Good melodies, sad melodies, interesting melodies! No more
avant-gardism at the expense of a catchy piano line or guitar measure.
This isn't to say that they're back doing simplistic forgettable
SHIT like The Bends and OK Computer -- only that they've
supplemented the cold electronics of Kid A and Amnesiac
with guitar chords and notes, and the occasional piano tinkle (Thom
has an incontinent bowel).
If you know
Radiohead, you'll recognize this record as Radiohead. Depression
abounds. The guitar lines are cold and slowly arpeggiated, as if
they are trying to impress David Gilmour. The drumbeats are as often
distorted electronic pulses as they are a real kit beating, and
the vocals are really, really high and slightly quivery, as if a
tear is rolling down the singer's cheek.
Every tune
is awash with beautiful mesmerizing ambient electronics, making
it impossible to tell half the time whether one is listening to
a synth, or just an acoustic-style instrument run through some weirdo
effects processor. It doesn't matter though because the songs on
this record seem to reveal new layers of instrumentation with every
listen, and make the sorrowful, longing melodies of Hail to the
Thief endlessly listenable.
"2+2 =
5", "Scatterbrain" and "A Wolf At The Door"

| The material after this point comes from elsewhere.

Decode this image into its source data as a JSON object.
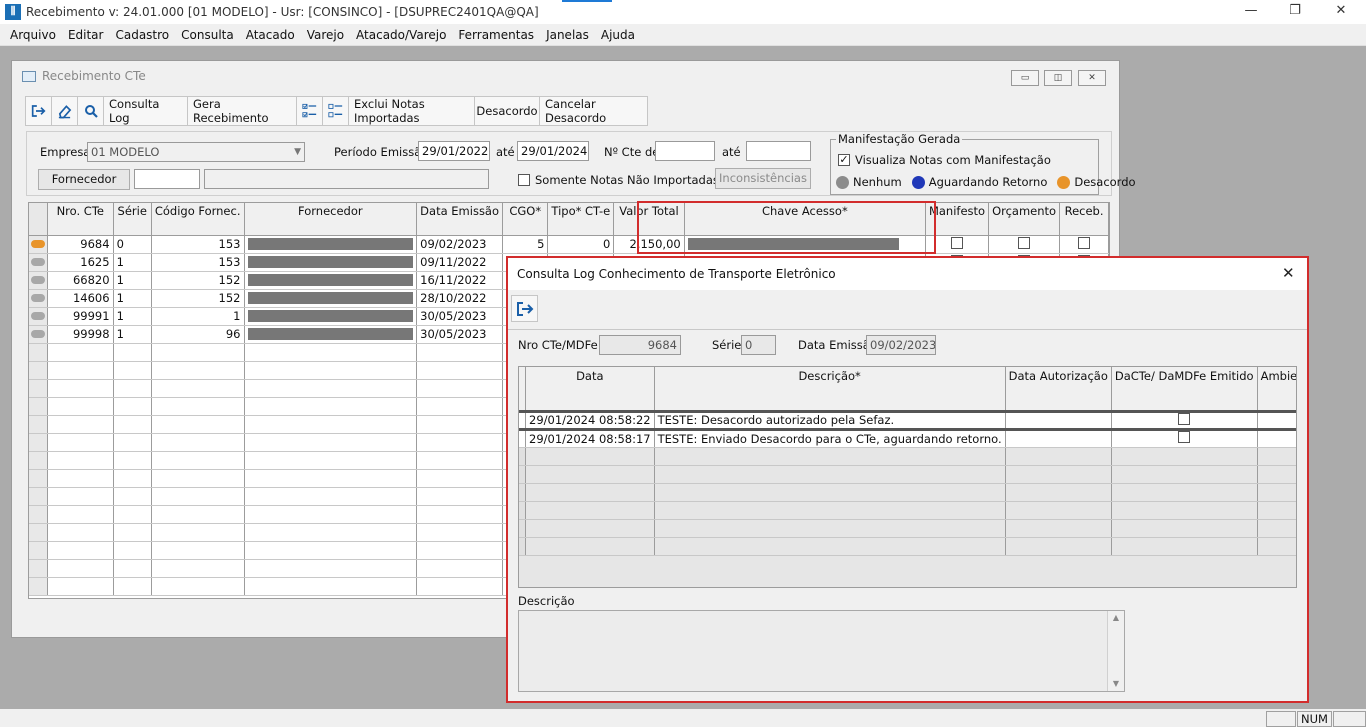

are guitar-driven like old-timey Radiatorhead; "Backdrifts"
and "The Gloaming" are underwritten and synth-blip-based
like Amnesiac; and "Where I End And You Begin"
and "A Punchup At A Wedding" are almost dance-funk-bass-driven
suicide sirens. The listener won't find anything overly frightening
or surprising on this album, with the possible exception of the
buzzy synth Kraftwerk/Trans Am-sounding new-wave "Myxomatosis,"
whose vocals don't even sound like Radiohead! Thom actually
has a lower register? Indeed! Unless that's not Thom. Best
not to question things that can be easily answered. Better to let
them remain mysteries forever.
The biggest
mystery, however, may be this: Why do so many bands get record contracts
and label promotion when they will never, ever be able to
write even one song as worthwhile to the world of music as
11 of these 14 (and the other three are no slouch in the back either!)?
It's not even
that these songs are utter genius through and through. They're just
almost-normal melodies that have been slightly skewed with unpredictable
changes to make them less predictable than most of the music one
is likely to hear on the radio. A couple of the songs could even
be considered ROCK SONGS! Great goddamned rock songs at that.
And let me
clarify what I mean by "great." To me, "great"
is when somebody in 2003 manages to come up with a dozen or more
melodies that I can honestly say I've never heard before.
I'm utterly SICK TO DEATH with negative fools saying that "everything's
been done before," because it hasn't. Copycats get the most
radio play, but there are plenty of sound combinations that haven't
been developed yet. Anybody who would claim that everything's been
done has a disgustingly limited imagination.